Providing the Evidence Base and Tools for Prioritising and Implementing Paediatric Schistosomiasis Control to Enhance Early Childhood Development
Principal Investigator: Professor Francisca Mutapi, University of Edinburgh
Over 2 billion people, most of whom are children, are infected with parasitic worms with currently over 4 billion at risk of infection. Schistosomes (commonly known as blood flukes) are responsible for the greatest helminth-related morbidity and pathology in Africa. Urogenital schistosomiasis caused by Schistosoma haematobium is a chronic disease acquired primarily in childhood by exposure to freshwater contaminated with the parasites released from freshwater snails.

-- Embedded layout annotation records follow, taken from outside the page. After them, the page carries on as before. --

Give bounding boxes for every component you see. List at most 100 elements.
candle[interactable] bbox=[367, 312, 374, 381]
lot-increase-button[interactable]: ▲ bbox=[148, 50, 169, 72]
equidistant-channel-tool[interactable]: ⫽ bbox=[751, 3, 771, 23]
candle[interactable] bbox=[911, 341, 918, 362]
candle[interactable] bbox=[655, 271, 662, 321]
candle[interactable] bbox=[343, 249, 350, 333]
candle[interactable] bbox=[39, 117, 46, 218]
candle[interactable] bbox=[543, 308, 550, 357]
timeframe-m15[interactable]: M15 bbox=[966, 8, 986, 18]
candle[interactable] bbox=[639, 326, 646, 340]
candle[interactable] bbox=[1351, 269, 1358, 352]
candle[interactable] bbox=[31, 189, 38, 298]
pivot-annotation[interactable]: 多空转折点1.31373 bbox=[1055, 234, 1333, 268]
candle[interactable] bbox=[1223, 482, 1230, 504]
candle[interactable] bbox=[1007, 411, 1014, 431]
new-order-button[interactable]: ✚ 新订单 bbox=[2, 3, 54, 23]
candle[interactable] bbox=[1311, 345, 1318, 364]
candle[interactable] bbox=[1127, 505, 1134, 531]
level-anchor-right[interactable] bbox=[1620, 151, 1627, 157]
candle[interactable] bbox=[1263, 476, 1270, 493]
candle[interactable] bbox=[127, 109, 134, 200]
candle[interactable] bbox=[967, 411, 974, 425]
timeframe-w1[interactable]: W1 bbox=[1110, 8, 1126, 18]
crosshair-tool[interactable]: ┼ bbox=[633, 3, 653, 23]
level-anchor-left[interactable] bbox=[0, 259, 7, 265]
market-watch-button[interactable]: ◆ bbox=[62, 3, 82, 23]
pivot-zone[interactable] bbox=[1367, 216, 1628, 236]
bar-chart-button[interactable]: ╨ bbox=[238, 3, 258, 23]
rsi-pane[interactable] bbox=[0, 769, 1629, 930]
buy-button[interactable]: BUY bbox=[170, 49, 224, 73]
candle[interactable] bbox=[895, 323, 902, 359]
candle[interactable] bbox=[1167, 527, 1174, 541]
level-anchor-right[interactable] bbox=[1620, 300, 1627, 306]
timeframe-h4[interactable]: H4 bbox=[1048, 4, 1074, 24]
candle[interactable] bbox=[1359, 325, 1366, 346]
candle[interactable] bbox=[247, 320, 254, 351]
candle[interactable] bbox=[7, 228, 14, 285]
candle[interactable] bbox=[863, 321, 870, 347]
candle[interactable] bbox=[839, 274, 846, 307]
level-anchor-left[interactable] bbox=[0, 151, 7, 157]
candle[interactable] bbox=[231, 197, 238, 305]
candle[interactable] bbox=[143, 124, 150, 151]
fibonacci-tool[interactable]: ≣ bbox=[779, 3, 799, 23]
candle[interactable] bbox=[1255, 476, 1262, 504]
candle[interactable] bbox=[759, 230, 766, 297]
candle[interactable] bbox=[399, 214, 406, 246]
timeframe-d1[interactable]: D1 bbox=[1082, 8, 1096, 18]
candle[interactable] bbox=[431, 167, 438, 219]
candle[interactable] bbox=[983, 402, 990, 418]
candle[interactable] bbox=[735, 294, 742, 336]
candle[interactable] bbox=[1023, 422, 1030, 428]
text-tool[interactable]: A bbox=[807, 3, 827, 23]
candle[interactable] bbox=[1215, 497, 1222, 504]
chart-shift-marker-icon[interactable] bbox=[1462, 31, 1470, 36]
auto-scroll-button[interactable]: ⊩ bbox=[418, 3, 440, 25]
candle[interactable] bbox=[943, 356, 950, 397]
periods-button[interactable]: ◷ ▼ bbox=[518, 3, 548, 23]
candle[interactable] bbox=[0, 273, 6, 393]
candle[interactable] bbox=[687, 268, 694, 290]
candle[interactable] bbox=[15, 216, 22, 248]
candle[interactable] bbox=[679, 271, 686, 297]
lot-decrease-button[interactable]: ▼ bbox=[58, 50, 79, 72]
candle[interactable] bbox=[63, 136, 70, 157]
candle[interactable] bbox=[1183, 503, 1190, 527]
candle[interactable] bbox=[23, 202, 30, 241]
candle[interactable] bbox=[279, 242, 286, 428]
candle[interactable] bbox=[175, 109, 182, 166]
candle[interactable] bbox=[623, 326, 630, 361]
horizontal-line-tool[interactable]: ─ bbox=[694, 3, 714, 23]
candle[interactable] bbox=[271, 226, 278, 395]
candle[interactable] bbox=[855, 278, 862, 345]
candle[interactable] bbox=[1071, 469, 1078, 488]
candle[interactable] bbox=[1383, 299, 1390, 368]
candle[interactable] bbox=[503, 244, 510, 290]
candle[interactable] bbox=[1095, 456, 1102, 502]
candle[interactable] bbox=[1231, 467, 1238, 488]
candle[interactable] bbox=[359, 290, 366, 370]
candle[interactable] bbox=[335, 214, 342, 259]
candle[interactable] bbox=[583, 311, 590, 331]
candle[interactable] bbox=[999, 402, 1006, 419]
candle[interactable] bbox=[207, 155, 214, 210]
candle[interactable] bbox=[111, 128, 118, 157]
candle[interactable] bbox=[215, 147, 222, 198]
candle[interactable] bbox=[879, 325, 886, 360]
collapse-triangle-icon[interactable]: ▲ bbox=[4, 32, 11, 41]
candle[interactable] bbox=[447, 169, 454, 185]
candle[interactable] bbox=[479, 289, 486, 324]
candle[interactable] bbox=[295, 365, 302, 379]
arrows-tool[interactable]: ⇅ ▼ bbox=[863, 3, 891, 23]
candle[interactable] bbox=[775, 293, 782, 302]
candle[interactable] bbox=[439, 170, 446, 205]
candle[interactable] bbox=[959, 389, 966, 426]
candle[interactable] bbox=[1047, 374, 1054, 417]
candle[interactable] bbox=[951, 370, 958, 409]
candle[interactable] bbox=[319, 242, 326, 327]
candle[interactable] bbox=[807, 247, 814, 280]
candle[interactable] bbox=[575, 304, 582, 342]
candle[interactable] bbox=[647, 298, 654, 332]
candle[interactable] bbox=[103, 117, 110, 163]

Infection with the parasites causes haematuria, dysuria, nutritional deficiencies, anaemia, growth retardation, decreased physical performance and impaired memory and cognition. If left untreated, the disease can progress to bladder wall pathology, hydronephrosis and hepatosplenomegaly. In adulthood, chronic schistosomiasis can also affect reproductive health, with manifestations including lesions of the cervix and vagina, vaginal bleeding, nodules in the vulva in women while in males symptoms include pathology of the seminal vesicles, prostate and other genital organs. Schistosomiasis is controlled by treatment of infected people with the drug praziquantel, which is cheap, efficacious and safe. Our studies and those of others indicate that these irreversible disease symptoms can be prevented by treating infection early in childhood, when pathology is still reversible. The World Health Organisation treatment guidelines exclude preschool children (PSAC) (< 5 years old) from schistosomiasis treatment programmes despite the growing body of studies reporting high schistosome infection levels and significant morbidity in these children. An estimated 50M African PSAC need treatment, but remain excluded from national schistosome control programs. We will quantify the impact of PSAC schistosomiasis and its treatment on child health and development, evaluate diagnostic tools for PSAC schistosomiasis, and identify community engagement strategies for accessing PSAC for treatment. Our results will provide the evidence base and tools for prioritising and implementing paediatric schistosomiasis control to enhance early childhood development.